Lusztig learned about MPC from the son of one of his high school coaches.
“I came down here during my senior year in high school,” Lusztig says. “Monterey Peninsula is one of the most beautiful places I’ve ever been.”
College baseball is not big in his native Canada.
Powers and Lusztig became the second pair of MPC teammates to earn statewide academic honors during the recently concluded school year. Basketball players Alyssa Rivera and Marielle Tuazon were selected to the California Community College Women’s Basketball Coaches Association (CCCWBCA) 2017-18 Academic All-State Team.
How do Powers and Lusztig assess Coach Phillips after two seasons playing under his tutelage?

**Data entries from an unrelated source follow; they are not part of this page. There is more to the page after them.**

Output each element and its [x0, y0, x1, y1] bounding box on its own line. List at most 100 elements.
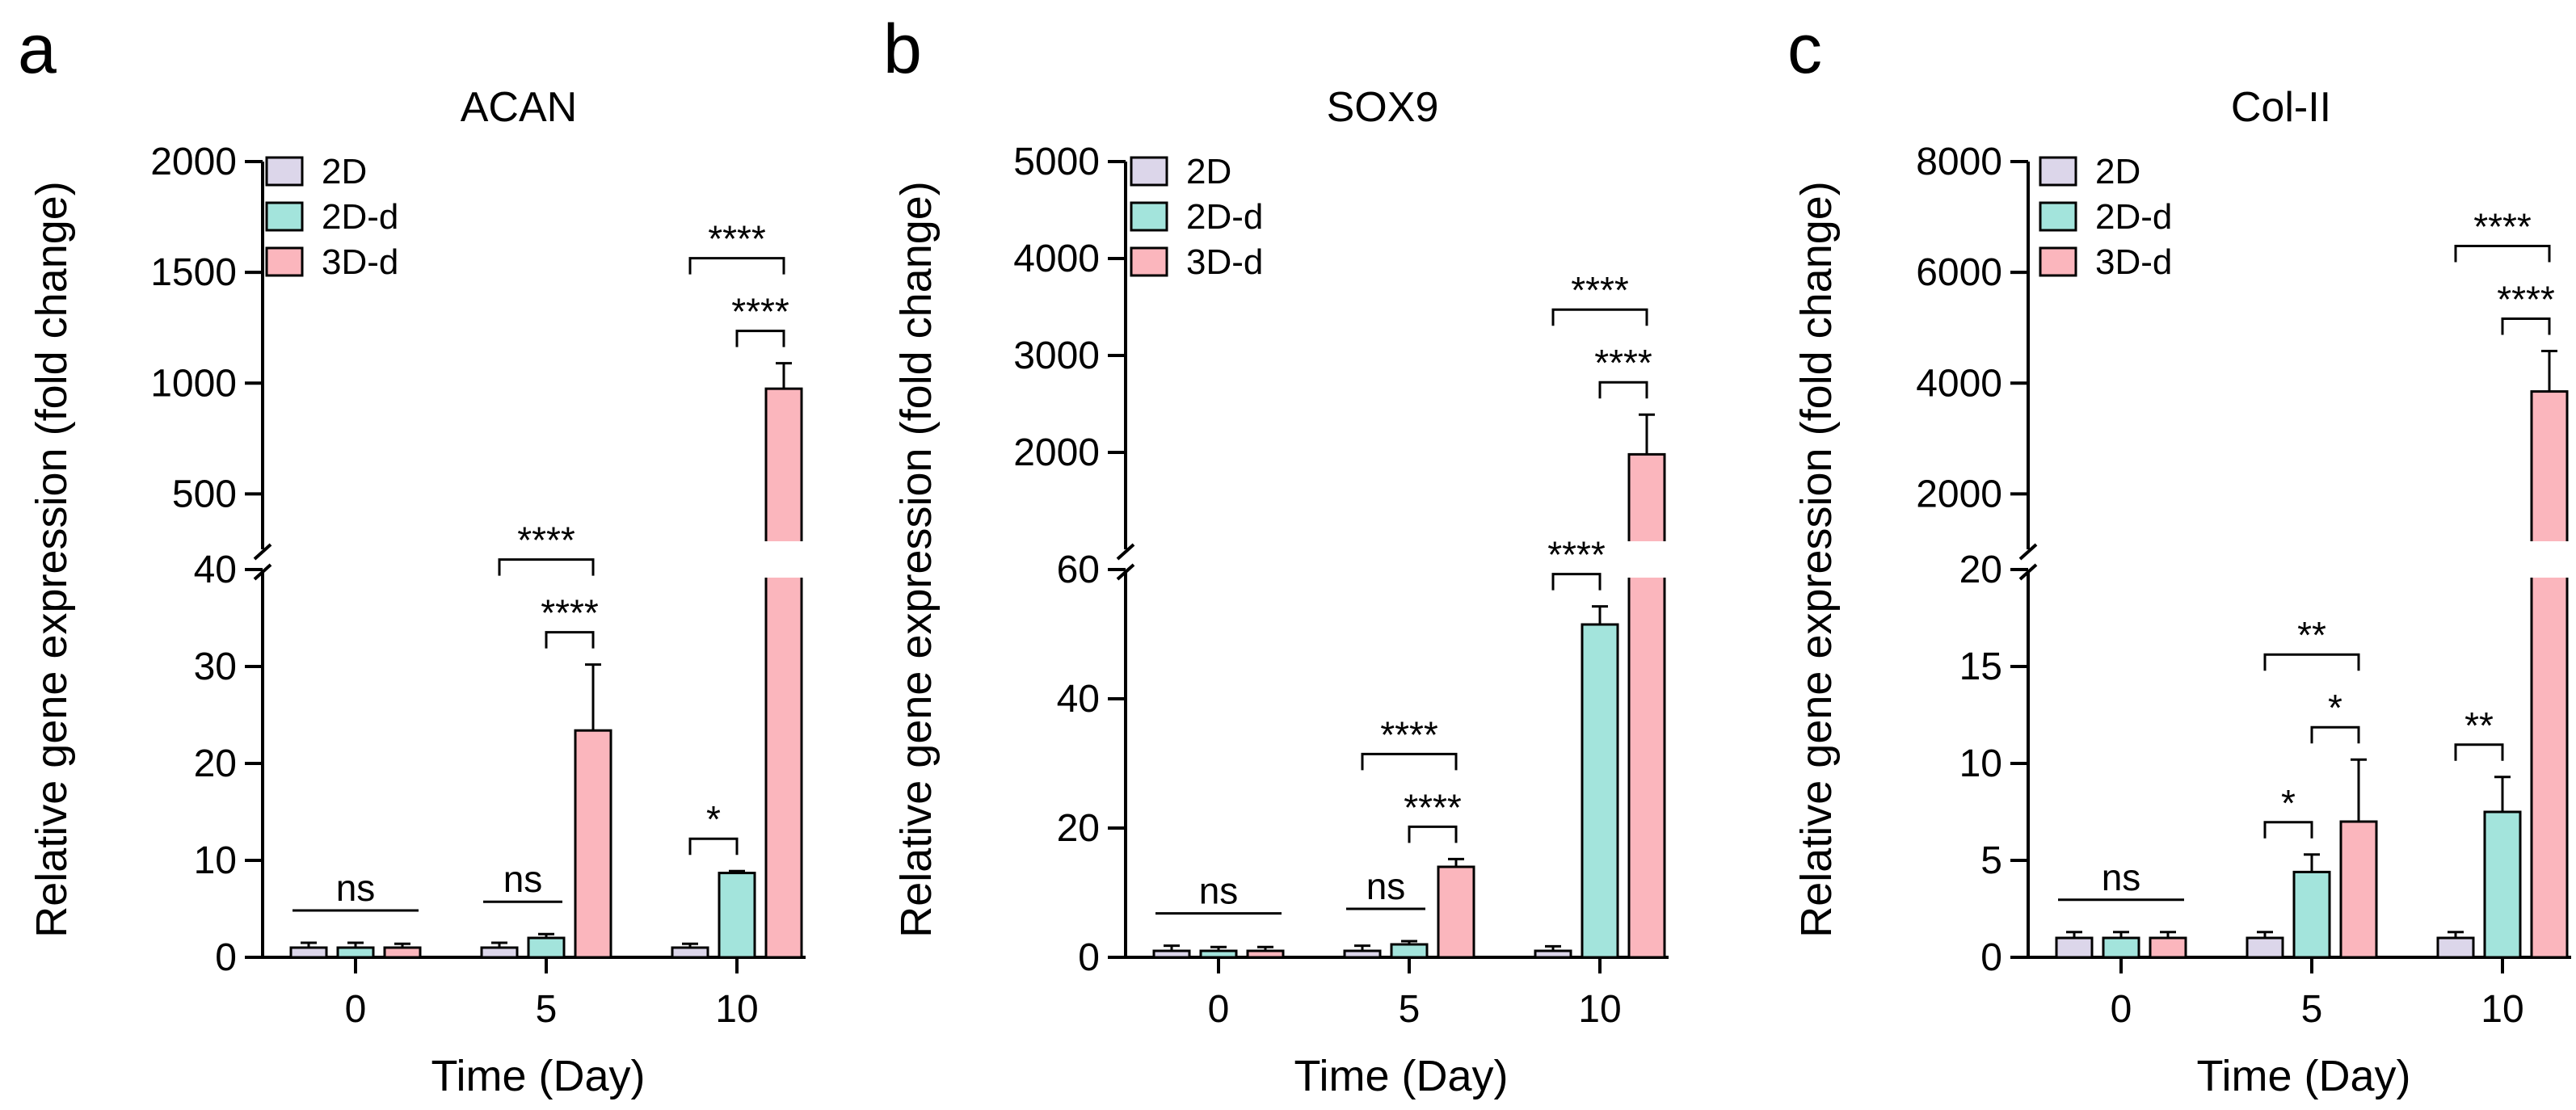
y-tick-label: 1500 — [150, 251, 237, 294]
bar-break-gap — [763, 541, 805, 578]
bar — [1246, 949, 1285, 959]
bar — [1627, 452, 1666, 551]
significance-bracket — [735, 330, 785, 347]
significance-bracket — [2310, 725, 2360, 744]
bar-break-gap — [1626, 541, 1668, 578]
legend-label: 3D-d — [1186, 242, 1263, 282]
bar — [2055, 936, 2094, 959]
bar — [1627, 568, 1666, 959]
significance-bracket — [2454, 743, 2504, 761]
y-axis-label: Relative gene expression (fold change) — [892, 181, 941, 938]
significance-bracket — [2263, 821, 2313, 839]
chart-title: ACAN — [461, 84, 577, 131]
y-tick-label: 0 — [1980, 936, 2002, 979]
legend-label: 2D-d — [322, 197, 398, 237]
bar — [1199, 949, 1238, 959]
x-tick-label: 0 — [1208, 988, 1230, 1031]
significance-bracket — [1551, 573, 1602, 591]
y-tick-label: 60 — [1057, 549, 1100, 591]
significance-bracket — [2263, 653, 2360, 671]
y-axis-label: Relative gene expression (fold change) — [1792, 181, 1841, 938]
y-tick-label: 2000 — [1013, 431, 1100, 474]
panel-b: b SOX9 Relative gene expression (fold chan… — [883, 11, 1669, 1100]
significance-label: ns — [1366, 865, 1406, 907]
y-tick-label: 20 — [194, 742, 237, 785]
y-tick-label: 20 — [1959, 549, 2002, 591]
bar — [1390, 943, 1429, 959]
significance-label: * — [706, 798, 721, 840]
x-tick-label: 10 — [715, 988, 758, 1031]
bar — [383, 946, 422, 959]
legend-swatch — [2039, 246, 2077, 277]
significance-label: * — [2328, 687, 2342, 729]
significance-label: ns — [336, 867, 376, 909]
panel-letter: a — [18, 11, 57, 88]
y-axis-label: Relative gene expression (fold change) — [27, 181, 76, 938]
bar — [1534, 949, 1572, 959]
y-tick-label: 40 — [1057, 678, 1100, 721]
x-tick-label: 5 — [1399, 988, 1421, 1031]
y-tick-label: 10 — [194, 839, 237, 882]
axis-break-mark — [2018, 543, 2038, 561]
legend-label: 3D-d — [2095, 242, 2172, 282]
bar — [671, 946, 709, 959]
significance-label: ns — [503, 858, 543, 900]
y-tick-label: 40 — [194, 549, 237, 591]
bar — [2530, 568, 2569, 959]
y-tick-label: 10 — [1959, 742, 2002, 785]
panel-a: a ACAN Relative gene expression (fold chan… — [18, 11, 806, 1100]
x-axis-label: Time (Day) — [431, 1052, 646, 1100]
legend-swatch — [2039, 201, 2077, 232]
bar — [480, 946, 519, 959]
significance-label: **** — [1571, 269, 1629, 311]
significance-bracket — [688, 257, 785, 275]
x-tick-label: 5 — [536, 988, 558, 1031]
significance-label: **** — [1547, 534, 1606, 576]
x-axis-label: Time (Day) — [1294, 1052, 1509, 1100]
bar — [2483, 810, 2522, 959]
y-tick-label: 500 — [172, 473, 237, 515]
panel-letter: c — [1787, 11, 1822, 88]
bar — [289, 946, 328, 959]
legend-label: 2D — [2095, 152, 2140, 191]
significance-label: ** — [2464, 704, 2494, 746]
axis-break-mark — [2018, 563, 2038, 581]
x-axis-label: Time (Day) — [2197, 1052, 2411, 1100]
legend-label: 3D-d — [322, 242, 398, 282]
legend-swatch — [2039, 156, 2077, 187]
significance-label: **** — [708, 218, 766, 260]
y-tick-label: 30 — [194, 645, 237, 688]
panel-c: c Col-II Relative gene expression (fold ch… — [1787, 11, 2571, 1100]
legend-label: 2D — [322, 152, 367, 191]
axis-break-mark — [1116, 543, 1135, 561]
bar-break-gap — [2528, 541, 2570, 578]
bar — [1581, 623, 1619, 959]
bar — [1343, 949, 1382, 959]
bar — [2530, 390, 2569, 551]
bar — [2246, 936, 2284, 959]
legend-label: 2D-d — [2095, 197, 2172, 237]
legend-swatch — [265, 156, 304, 187]
bar — [1152, 949, 1191, 959]
bar — [527, 936, 566, 959]
significance-label: ** — [2297, 614, 2326, 656]
legend-swatch — [1130, 156, 1168, 187]
y-tick-label: 2000 — [150, 141, 237, 183]
significance-label: **** — [731, 291, 789, 333]
bar — [574, 729, 612, 959]
legend-swatch — [265, 201, 304, 232]
bar — [764, 387, 803, 551]
x-tick-label: 10 — [2481, 988, 2523, 1031]
bar — [2436, 936, 2475, 959]
significance-bracket — [498, 558, 595, 576]
chart-title: Col-II — [2231, 84, 2331, 131]
axis-break-mark — [253, 563, 272, 581]
significance-bracket — [545, 631, 595, 649]
y-tick-label: 20 — [1057, 807, 1100, 850]
legend-swatch — [265, 246, 304, 277]
significance-label: **** — [1404, 786, 1462, 828]
bar — [764, 568, 803, 959]
significance-bracket — [1361, 752, 1458, 771]
y-tick-label: 6000 — [1916, 251, 2002, 294]
bar — [2149, 936, 2187, 959]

“He was a very honest coach. He says it like it is. He know his players well. He knows the game well. He knows how to make the players better. He’s not trying to be your friend. He’s your coach.”
“He’s definitely a very good coach. He really cares about his players. I definitely enjoyed playing for him. He establishes a good relationship with his players. He definitely understands the mind of a college athlete. He really doesn’t mess around and he sticks to business. You’re there for a purpose and to get your job done.”
While Powers had grown up on the Monterey Peninsula, Lusztig journeyed more than 1,000 miles down the West Coast from British Columbia to attend MPC.“MPC is definitely the best decision I have ever made,” Lusztig says. “ I established so many great connections. The teachers are very passionate, and Phillips is one of the best coaches in junior college.”